Dalam sebuah hadist yang di riwayatkan Bukhari, Rosul bersabda :”Para sahabat bertanya, amalan Islam apakah yang paling baik, Rosulullah saw menjawab : memberikan makan kepada orang yang membutuhkan dan memberika salam kepada orang yang kau kenal dan orang yang tidak kenal”.(HR Bukhori)
Ada dua kemuliaan ajaran Islam dalam hadis tersebut, Pertama, Rosulullah Saw mendorong dan menganjurkan kepada umatnya untuk memberikan makan kepada yang membutuhkan. Ini menunjukan bahwa ajaran Islam sangat perduli terhadap kondisi sosial kemasyarakatan. Islam tidak menginginkan ada orang lain dalam penderitaan, karena kekurangan, kemiskinan dan kebodohan, sementara di fihak lain ada orang yang berkecukupan dan hidup hura-hura dalam kemewahan.
Dalam arti yang lebih luas memberikan makan juga mempunyai makna untuk dapat saling bantu dengan sesama dengan tidak memandang dari suku dan golongan mana ia berasal, sepanjang saling menolong itu dalam bingkai kebajikan, karena kebajikan yang hakiki adalah jalan menuju taqwa.
Dan sebaliknya perbuatan makar dan kerjasama dalam kejahatan sangat ditentang oleh ajaran Islam, sebagaimana yang di jelasakan Allah swt dalam Al Quran “Dan tolong menolonglah (Ta’awun) kamu dalam (mengerjakan) kebajikan dan takwa, dan jangan tolong menolong dalam berbuat dosa dan keburukan. Dan bertaqwalah kamu kepada Allah, sesungguhnya Allah sangat berat siksa-Nya”(QS.5 :2)
Konsep ta’awun (tolong menolong) yang diperintahkan Allah Swt dalam ayat di atas, sesungguhnya akan mempermudah pekerjan dalam memperluas wilayah maslahat, menampilkan persatuan dan keutuhan umat.

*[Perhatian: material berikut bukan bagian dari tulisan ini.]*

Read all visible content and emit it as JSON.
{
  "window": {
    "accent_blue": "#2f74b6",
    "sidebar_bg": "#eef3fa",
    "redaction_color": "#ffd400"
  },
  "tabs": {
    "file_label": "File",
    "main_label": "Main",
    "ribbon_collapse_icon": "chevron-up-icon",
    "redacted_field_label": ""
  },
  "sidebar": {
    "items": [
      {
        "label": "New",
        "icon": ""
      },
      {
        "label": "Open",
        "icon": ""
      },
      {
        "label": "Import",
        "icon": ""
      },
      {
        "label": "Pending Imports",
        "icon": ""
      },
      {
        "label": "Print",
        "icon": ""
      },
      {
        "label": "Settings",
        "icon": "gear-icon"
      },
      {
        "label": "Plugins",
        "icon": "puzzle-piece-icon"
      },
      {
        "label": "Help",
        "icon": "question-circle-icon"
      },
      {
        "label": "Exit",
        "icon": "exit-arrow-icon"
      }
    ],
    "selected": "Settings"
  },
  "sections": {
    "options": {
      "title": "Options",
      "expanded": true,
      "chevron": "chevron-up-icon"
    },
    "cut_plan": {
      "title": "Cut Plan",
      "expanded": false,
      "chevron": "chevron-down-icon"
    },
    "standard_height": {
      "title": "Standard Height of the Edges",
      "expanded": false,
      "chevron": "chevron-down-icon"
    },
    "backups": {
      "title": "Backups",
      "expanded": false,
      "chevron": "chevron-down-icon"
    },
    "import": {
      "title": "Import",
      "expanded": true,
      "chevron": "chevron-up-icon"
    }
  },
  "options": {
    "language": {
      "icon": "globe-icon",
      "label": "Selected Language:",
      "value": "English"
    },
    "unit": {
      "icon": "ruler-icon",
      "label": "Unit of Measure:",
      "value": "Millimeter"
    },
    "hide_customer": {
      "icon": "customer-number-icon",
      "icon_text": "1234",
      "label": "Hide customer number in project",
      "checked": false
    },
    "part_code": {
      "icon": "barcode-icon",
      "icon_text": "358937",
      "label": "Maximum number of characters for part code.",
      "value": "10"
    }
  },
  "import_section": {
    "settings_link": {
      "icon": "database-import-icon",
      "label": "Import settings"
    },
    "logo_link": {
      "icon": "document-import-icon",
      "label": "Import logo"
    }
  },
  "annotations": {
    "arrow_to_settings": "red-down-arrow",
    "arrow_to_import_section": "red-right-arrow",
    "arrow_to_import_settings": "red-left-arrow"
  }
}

Dan hal ini harus difahami berlaku umum, termasuk berlaku pada non muslim, selama ta’awun itu dalam konteks kebaikan (al-birr), karena kebaikan adalah milik semua manusia.
Apalagi dalam realitanya, bahwa banyak juga permusuhan dan keburukan yang di lakukan dalam bentuk ta’awun. Dengan demikian jelas bahwa dalam ayat ini Allah perintahkan agar ta’awun diarahkan pada hal-hal positif dalam rangka meningkatkan taqwa manusia. Seperti yang di contohkan oleh Syeh Al Qurtubi, bahwa sikaf ta’awun itu seperti orang alim menolong manusia dengan ilmunya, orang kaya menolong dengan hartanya, pejabat menolong dengan kedudukannya dsb, sesuai dengan kapasitas dan kemampuannya.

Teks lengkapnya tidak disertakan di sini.